This repository contains a data analytics project focused on human resources (HR) data. The dataset comprises 22,214 rows and 13 columns, with information about employees, including their ID, age, name, hire date, department, and termination date if applicable. The data was originally in a CSV file but has been loaded into a MySQL Relational Database Management System (RDBMS) for analysis.
The primary objective of this project is to perform comprehensive data analysis on the HR dataset. The analysis aims to extract valuable insights and patterns related to employee information, such as turnover rates, departmental trends, and more. By leveraging data analytics techniques, we hope to provide actionable recommendations for HR decision-makers.
The dataset consists of the following columns:
- Employee ID: A unique identifier for each employee.
- Age: The age of each employee.
- Name: The name of the employee.
- Hire Date: The date when the employee was hired.
- Department: The department to which the employee belongs.
- Termination Date: If applicable, the date when the employee left the company.
Before analysis, the dataset underwent a thorough cleaning and preprocessing phase to ensure data quality and consistency. The steps involved in data preparation include:
- Handling missing data.
- Correcting data types.
- Removing duplicates.
- Ensuring data consistency.
- Validating date formats.
- Handling outliers if necessary.
The core of this project revolves around data analysis. We explore various aspects of the HR data, including:
- Employee Demographics: Understanding the age distribution and other demographic characteristics of employees.
- Turnover Analysis: Analyzing turnover rates and identifying factors contributing to employee departures.
- Departmental Insights: Examining department-specific trends and performance.
- Tenure Analysis: Evaluating employee tenure and its impact on the organization.
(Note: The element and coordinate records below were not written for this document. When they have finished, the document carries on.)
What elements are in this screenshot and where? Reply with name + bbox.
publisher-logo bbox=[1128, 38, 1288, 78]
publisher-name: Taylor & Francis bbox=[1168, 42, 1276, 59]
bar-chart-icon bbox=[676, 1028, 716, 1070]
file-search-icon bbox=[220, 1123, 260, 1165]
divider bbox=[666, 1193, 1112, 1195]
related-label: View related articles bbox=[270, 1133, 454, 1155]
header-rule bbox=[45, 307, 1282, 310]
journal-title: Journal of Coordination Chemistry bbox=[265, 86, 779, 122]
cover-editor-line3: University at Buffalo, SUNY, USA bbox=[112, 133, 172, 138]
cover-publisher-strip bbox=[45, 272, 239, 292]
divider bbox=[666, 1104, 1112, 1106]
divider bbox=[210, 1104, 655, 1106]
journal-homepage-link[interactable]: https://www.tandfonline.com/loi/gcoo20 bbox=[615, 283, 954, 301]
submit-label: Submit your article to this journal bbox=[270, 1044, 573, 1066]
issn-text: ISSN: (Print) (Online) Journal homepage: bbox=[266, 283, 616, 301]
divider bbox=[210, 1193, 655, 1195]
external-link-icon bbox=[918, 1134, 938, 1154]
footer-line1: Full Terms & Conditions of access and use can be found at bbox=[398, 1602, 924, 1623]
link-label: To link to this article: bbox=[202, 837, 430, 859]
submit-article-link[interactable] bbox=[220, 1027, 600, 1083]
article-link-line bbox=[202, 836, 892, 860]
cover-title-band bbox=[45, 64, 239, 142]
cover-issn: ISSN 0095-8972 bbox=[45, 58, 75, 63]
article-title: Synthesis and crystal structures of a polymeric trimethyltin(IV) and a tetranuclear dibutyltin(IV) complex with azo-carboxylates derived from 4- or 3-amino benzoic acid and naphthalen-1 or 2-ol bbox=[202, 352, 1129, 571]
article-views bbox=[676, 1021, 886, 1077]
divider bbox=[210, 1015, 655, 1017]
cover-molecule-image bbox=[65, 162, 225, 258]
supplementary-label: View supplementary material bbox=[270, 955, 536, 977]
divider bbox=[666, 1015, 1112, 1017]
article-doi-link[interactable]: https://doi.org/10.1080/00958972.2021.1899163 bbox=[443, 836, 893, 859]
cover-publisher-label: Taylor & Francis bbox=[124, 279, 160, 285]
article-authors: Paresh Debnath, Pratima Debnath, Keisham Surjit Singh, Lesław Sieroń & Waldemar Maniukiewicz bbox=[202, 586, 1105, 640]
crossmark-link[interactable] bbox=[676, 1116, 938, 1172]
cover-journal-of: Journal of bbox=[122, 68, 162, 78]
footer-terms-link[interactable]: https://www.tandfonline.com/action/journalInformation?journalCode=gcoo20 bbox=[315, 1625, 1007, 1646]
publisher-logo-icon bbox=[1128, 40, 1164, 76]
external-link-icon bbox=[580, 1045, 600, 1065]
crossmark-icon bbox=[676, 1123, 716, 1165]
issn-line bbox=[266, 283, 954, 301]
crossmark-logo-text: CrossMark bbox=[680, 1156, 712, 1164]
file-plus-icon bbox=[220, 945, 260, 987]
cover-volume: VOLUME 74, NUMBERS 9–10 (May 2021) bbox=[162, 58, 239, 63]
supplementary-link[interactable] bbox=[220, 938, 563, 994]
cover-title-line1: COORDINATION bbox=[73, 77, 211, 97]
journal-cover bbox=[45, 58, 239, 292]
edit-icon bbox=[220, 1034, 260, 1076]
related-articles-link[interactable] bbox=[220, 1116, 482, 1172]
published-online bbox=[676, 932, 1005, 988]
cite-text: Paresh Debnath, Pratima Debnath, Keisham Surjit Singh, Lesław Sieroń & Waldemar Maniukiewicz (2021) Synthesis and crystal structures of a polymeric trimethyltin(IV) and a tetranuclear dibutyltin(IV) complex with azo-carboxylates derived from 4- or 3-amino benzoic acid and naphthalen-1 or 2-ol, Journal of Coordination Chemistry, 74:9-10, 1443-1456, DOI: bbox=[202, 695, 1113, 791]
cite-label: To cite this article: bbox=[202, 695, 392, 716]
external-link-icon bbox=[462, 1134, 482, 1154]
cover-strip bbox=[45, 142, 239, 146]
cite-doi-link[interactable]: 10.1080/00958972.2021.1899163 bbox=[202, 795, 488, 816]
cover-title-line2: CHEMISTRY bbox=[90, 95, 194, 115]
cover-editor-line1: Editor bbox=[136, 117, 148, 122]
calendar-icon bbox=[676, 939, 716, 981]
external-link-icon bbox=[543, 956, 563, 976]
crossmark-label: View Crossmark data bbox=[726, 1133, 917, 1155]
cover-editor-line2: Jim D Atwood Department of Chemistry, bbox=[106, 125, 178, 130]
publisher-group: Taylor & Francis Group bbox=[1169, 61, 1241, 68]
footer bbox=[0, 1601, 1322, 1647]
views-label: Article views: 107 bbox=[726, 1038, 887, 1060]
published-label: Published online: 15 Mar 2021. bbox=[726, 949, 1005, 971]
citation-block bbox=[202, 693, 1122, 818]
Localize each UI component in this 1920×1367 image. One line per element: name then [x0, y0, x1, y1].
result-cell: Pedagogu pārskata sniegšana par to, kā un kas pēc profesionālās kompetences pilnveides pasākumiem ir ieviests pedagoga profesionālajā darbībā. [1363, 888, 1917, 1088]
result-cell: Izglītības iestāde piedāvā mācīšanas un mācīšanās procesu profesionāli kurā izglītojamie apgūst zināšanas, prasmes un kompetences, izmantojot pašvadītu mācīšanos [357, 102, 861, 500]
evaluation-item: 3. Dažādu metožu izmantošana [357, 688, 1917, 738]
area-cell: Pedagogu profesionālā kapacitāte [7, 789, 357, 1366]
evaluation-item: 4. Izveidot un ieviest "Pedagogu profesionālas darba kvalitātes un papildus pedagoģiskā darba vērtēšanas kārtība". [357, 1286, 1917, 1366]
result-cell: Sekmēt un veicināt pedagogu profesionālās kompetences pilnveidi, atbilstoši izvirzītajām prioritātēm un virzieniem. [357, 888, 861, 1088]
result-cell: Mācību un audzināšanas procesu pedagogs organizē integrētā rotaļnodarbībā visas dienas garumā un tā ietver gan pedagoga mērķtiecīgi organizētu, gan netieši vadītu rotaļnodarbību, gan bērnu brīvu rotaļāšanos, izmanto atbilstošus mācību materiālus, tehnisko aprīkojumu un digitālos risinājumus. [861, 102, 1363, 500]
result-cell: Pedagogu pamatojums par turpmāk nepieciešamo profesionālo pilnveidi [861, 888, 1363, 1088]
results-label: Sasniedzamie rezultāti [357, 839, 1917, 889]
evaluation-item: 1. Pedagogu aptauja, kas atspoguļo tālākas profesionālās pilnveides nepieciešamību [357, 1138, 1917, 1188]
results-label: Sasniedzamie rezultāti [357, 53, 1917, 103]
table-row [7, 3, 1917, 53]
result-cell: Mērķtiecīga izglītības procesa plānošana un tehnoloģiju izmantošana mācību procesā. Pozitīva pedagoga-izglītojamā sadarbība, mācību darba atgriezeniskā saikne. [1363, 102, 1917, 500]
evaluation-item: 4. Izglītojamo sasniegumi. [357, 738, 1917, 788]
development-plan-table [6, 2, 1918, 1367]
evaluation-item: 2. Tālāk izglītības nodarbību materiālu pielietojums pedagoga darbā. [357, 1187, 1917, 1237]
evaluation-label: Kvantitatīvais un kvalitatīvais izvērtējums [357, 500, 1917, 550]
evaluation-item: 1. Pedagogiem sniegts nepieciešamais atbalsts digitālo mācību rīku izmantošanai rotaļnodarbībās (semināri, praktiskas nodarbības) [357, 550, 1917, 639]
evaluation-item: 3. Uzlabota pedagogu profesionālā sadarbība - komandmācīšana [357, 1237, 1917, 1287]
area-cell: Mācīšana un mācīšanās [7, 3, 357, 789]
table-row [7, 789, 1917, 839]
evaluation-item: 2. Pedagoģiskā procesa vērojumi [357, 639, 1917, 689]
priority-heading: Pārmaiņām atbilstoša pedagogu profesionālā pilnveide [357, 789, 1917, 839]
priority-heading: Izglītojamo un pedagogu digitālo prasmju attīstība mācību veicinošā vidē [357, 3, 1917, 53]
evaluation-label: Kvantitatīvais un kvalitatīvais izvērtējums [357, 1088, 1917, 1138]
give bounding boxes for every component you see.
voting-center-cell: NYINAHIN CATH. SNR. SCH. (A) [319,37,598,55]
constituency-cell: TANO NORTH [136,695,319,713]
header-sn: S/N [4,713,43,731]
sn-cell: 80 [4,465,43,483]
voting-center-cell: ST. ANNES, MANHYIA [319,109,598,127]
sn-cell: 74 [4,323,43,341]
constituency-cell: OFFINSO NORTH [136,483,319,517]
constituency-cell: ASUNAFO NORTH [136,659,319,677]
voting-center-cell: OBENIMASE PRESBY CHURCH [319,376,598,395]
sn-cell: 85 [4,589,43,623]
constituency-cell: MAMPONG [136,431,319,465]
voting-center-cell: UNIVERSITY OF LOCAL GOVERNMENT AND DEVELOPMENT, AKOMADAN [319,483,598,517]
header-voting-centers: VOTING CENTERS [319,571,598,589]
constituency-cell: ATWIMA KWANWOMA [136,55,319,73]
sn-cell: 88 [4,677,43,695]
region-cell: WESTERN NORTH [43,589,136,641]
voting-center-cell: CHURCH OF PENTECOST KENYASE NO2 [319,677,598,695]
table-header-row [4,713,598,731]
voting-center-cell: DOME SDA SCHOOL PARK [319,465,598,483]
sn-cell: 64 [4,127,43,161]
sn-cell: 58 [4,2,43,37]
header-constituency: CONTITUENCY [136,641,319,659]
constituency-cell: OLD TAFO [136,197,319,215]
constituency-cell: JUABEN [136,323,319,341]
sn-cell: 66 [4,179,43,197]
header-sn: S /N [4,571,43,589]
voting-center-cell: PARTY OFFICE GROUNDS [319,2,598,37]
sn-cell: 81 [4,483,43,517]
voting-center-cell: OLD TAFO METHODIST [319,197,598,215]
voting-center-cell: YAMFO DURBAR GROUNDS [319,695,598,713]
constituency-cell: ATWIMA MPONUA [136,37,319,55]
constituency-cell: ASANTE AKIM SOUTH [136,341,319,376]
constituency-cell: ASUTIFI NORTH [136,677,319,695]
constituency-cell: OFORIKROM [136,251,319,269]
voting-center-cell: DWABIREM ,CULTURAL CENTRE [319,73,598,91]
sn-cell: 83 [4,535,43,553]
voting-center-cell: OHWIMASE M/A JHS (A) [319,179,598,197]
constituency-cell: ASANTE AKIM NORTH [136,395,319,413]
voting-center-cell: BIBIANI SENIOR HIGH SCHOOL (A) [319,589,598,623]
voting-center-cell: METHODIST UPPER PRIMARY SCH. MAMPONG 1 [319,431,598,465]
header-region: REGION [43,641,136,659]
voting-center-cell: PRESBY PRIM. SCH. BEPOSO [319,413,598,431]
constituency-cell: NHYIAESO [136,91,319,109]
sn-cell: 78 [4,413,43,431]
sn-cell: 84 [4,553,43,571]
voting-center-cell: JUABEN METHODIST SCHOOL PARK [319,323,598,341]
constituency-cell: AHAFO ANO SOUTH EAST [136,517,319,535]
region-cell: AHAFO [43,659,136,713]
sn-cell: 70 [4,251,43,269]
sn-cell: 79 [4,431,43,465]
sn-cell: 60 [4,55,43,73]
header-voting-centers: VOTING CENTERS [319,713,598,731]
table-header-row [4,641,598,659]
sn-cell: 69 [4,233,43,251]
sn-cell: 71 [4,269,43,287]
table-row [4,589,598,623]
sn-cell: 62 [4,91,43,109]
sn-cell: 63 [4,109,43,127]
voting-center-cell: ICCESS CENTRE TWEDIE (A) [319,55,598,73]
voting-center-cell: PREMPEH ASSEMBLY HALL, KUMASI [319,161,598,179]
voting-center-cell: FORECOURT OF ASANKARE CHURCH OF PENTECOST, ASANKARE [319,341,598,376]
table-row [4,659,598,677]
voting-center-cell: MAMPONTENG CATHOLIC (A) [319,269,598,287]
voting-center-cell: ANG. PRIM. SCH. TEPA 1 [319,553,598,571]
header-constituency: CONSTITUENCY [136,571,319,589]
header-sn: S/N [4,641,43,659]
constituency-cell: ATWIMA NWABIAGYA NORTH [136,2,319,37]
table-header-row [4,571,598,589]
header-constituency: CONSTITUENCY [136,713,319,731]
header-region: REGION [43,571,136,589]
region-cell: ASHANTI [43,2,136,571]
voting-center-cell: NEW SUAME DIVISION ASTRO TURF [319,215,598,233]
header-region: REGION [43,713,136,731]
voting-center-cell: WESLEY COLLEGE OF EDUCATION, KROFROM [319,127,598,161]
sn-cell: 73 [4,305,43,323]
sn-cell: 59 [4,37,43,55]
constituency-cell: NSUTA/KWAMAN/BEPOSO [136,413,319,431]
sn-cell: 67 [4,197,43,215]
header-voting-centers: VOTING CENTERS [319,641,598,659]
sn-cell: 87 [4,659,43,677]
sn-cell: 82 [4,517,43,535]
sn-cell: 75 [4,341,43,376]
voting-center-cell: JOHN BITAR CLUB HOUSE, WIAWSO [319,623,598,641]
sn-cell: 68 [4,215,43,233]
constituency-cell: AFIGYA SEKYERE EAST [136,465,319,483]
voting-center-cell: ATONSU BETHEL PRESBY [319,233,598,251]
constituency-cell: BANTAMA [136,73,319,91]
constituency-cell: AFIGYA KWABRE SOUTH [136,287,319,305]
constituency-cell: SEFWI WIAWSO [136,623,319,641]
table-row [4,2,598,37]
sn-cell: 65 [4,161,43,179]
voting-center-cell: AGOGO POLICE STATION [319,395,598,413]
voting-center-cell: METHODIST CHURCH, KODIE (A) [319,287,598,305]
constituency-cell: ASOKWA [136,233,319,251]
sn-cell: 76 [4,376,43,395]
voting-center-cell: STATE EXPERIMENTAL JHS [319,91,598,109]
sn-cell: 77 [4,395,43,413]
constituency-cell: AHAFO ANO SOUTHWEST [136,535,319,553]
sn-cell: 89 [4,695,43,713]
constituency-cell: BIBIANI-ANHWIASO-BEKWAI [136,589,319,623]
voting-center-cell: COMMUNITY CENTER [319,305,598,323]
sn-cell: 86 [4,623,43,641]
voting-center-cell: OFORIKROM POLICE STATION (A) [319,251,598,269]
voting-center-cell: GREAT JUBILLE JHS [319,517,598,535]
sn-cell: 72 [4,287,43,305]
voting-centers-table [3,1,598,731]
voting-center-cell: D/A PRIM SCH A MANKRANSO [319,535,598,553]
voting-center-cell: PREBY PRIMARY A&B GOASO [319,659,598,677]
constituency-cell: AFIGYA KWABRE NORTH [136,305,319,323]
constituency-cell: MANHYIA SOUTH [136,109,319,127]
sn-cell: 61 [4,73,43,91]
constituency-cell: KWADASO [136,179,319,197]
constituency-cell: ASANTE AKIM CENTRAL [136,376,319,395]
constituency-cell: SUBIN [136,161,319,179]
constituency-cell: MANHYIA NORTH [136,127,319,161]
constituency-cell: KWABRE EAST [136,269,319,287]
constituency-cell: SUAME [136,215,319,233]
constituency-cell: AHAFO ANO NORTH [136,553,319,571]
- Time Series Analysis: Exploring patterns over time, including hiring and termination trends.
You may make a variety of visualizations in Power BI, such as bar charts, line graphs, pie charts, and heat maps. Make the visualizations specific to the measurements and patterns you want to highlight.
- MySQL: The dataset is stored in a MySQL RDBMS.
- GitHub: The project is hosted on GitHub to facilitate collaboration and sharing of results.
- PowerBI: The results of the analysis are visualised using PowerBI.
1. Gender Breakdown: The company has more male employees, but there is a gender balance between male and female employees. However, a very small number of the company identify as gender non-conforming.
2. Race/Ethnicity Diversity: White employees make up the largest single racial group within the company. However, the company has a good distribution of employees who are not white. With the total number of POC (people of colour) employees being greater than the number of white employees.
3. Age Distribution: Most of the employees are between the ages 25 - 54. Less than 1.5k employees are above the age of 55 and less than 2k employees are between the ages 18 - 24.
4. Location Distribution: Nearly 75% of the employees work at the headquarters, versus remote locations.
5. Average Tenure of Terminated Employees: The average length of employment for employees who have been terminated is 7 years.
6. Employee Distribution in Departments: Most of the employees work within the engineering department. Accounting comes second. The least amount of employees work within the auditing department.
7. Turnover Rate by Department: The auditing department has the highest turnover rate of 0.15.
8. Location of Employees: Ohio has the highest number of employees, at 14,788. The remaining employees are distributed nearly evenly across Michigan, Pennsylvania, Illinois, Indiana, Kentucky, and Wisconsin.
9. Employee Count Trend: The rate of termination has increased while the rate of hire has gone down by a bit, but not much.
In conclusion, the HR analytics project revealed a relatively balanced gender distribution, a diverse racial/ethnic composition, and a predominant age group of employees between 25 and 54. The majority of employees work at the company's headquarters, and the average tenure of terminated employees is 7 years. Engineering and accounting departments have the highest employee counts, while the auditing department experiences the highest turnover rate. Ohio houses the largest workforce, and there's a concerning trend of increasing terminations with a slight decline in hiring.